Haimovich thinks that the discourse around a possible attack on Iran should be over two main things – what does Israel want to achieve, and how would such a move affect day-to-day life in Israel and its security.
When it comes to setting goals, Haimovich said that “thinking that an attack will completely destroy the Iranian nuclear plan is too ambitious. But we should aim to ask how long such a strike will delay Iran’s ability to get a nuclear weapon.”
Haimovich stressed that the discourse could be about whether complete destruction of Iran’s nuclear plans is feasible. Unlike past strikes against nuclear facilities in the region, such as the attack on the Osirak nuclear reactor in Iraq in 1981, which was one facility, the Iranian nuclear program is spread over several locations, and some facilities are well protected underground.
Such an attack would happen in waves, over a period of time. “It’s not one hit and we’re done, not in one day,” he said.
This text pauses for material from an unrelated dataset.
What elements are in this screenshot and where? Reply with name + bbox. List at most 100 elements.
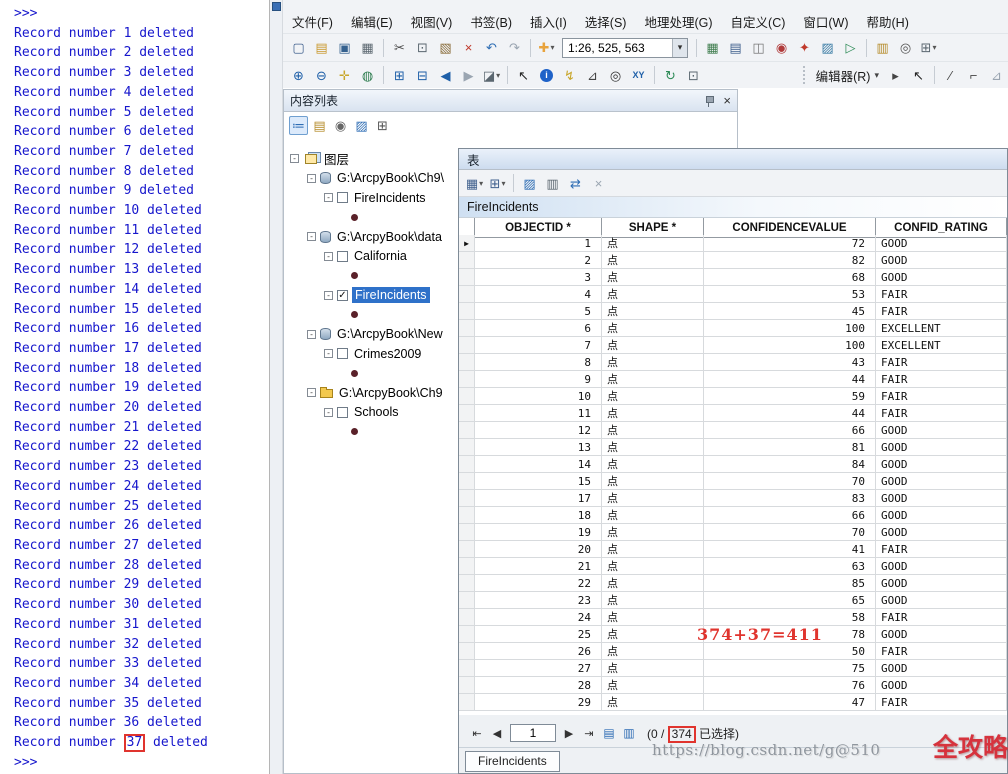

Regarding the impact on Israel’s security and daily life, Haimovich said that the question should be what will be Iran’s response and how it will impact the home front.
“I will be very surprised if Iran will not respond to such an attack – whether directly from Iran or from its proxies in the region, such as Hezbollah, Syria, or the Houthis of Yemen,” he said.
“I am sure that a response will come. And it will not be like anything we’ve seen so far – not like Operation Protective Edge and not like the Second Lebanon War.”
Some have speculated that the delay in a major aircraft deal between Israel and the US due to an argument between the Defense and Finance ministries over payment methods is harming Israel’s readiness for such a scenario.
As part of the deal, the IAF is expected to receive new platforms, such as tankers, fighter jets, and helicopters.
Haimovich rejected the idea that the delay damages Israel’s readiness, saying that implementation of this deal will take around a decade.
“This is not about being ready tomorrow, or in a year from now,” he said.